Zimbabwe: Belarus Follows Up On Investment Deals

16 September 2019

BELARUSIAN Chief of Presidential Affairs General Colonel Victor Sheiman arrived in the country yesterday on a three-day visit during which he is expected to meet President Mnangagwa to discuss investment in agriculture, mining, power, construction and transport.

He was received at Robert Gabriel Mugabe International Airport by Deputy Minister of Lands, Agriculture, Water, Climate and Rural Resettlement Vangelis Haritatos, Special Advisor to the Minister of Foreign Affairs Ambassador Stewart Comberbach, and other Government officials.

The tour is a follow-up to the President's Belarus visit in January where a number of investment agreements were signed.

Gen Col Sheiman will meet President Mnangagwa to discuss the investments during his three-day stay in Zimbabwe.

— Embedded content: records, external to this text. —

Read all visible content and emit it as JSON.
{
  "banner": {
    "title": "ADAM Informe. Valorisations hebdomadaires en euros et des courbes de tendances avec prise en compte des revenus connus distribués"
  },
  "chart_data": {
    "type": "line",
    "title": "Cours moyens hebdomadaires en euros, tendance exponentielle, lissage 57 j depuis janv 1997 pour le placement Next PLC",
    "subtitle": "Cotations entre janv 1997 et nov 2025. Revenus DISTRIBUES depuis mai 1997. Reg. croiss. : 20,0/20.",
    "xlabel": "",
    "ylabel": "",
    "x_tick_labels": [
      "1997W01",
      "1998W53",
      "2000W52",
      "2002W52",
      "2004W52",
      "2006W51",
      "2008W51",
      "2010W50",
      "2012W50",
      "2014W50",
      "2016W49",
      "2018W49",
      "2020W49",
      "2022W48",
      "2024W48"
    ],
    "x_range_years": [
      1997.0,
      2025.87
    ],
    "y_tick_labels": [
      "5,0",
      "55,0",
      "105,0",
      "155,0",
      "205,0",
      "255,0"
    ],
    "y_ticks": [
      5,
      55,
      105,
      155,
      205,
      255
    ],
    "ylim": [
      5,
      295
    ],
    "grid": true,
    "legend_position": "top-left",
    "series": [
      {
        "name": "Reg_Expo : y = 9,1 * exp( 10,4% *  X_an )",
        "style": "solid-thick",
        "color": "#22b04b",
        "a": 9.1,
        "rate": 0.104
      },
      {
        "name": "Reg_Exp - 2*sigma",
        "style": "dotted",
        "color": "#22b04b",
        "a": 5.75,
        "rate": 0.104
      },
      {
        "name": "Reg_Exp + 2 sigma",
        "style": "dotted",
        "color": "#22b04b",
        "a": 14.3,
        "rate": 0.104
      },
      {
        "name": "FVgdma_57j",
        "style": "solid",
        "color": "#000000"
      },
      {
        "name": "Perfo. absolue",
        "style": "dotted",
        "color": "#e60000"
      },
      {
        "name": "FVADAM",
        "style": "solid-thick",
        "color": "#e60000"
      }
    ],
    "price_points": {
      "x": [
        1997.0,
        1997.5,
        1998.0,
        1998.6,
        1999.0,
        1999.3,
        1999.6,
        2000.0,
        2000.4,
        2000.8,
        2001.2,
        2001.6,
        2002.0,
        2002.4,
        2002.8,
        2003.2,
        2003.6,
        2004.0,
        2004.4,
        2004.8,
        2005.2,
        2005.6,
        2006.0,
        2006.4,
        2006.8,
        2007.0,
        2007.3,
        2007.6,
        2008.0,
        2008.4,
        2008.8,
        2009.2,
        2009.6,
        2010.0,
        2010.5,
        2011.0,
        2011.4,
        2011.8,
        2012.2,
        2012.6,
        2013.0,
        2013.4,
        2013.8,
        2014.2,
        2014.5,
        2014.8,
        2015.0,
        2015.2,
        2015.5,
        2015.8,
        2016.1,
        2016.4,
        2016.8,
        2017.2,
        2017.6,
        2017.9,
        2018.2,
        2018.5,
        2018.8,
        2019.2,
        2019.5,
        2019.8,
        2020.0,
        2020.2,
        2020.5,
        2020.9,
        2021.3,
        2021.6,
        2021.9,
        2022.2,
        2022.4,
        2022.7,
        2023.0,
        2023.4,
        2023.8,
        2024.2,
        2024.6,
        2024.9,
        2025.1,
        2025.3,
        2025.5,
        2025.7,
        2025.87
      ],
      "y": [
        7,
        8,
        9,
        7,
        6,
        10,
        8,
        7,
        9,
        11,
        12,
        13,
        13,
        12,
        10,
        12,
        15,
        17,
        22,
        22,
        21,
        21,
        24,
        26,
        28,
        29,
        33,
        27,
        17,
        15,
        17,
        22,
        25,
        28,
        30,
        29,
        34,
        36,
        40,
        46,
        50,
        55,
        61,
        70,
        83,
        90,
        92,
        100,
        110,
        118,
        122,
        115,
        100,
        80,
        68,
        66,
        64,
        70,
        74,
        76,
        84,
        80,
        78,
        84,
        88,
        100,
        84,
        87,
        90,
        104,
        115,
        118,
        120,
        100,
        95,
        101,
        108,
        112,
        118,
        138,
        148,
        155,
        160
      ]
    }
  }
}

President Mnangagwa and his Belarusian counterpart Alexander Lukashenko in January this year sealed eight agreements, and advanced a grand infrastructure scheme that could make Zimbabwe a regional transport and logistics hub.

The eight agreements cover various aspects of education and training, science and technology, agriculture and legal issues such as extradition.

Addressing journalists at the airport yesterday, Gen Col Sheiman said he had brought more proposals for joint venture investments with Zimbabwe.

"My visit is a follow up on President Mnangagwa's meeting with our President in January. We have come with some proposals to supply agricultural machinery to Zim and trucks to ferry cargo.

"We have proposals for the supply of mining machinery and trucks.

"We are proposing joint ventures for production of wheat, corn, maize and soya beans. We also seek to partner Zimbabwe in increasing milk production and processing of the milk.

"We are also interested in joint venture deals in the production and processing of beef and chicken," he said.

Gen Col Sheiman said Belarus was also keen on partnering Zimbabwe in the construction sector.

"We also want to propose partnership in construction. We want to build industrial enterprises and we are ready to build roads and bridges.

"We want to set up irrigation systems and transmission lines for electricity. We will also discuss the possibility of a joint venture for construction of power stations in Zimbabwe," he said.

The grandest of the plans is a road and rail network being formulated under a tripartite arrangement involving Zimbabwe, Belarus and China to link the Indian and Atlantic oceans, across Southern Africa and through Zimbabwe.

The scheme, according to the envoy, involves several Southern African countries and indications are that a number of regional leaders have already expressed support for it.

In addition, Belarus will also invest in irrigation systems, residential housing, roads (possibly with China), and a 100MW solar power plant, a control system and distribution network in Zimbabwe.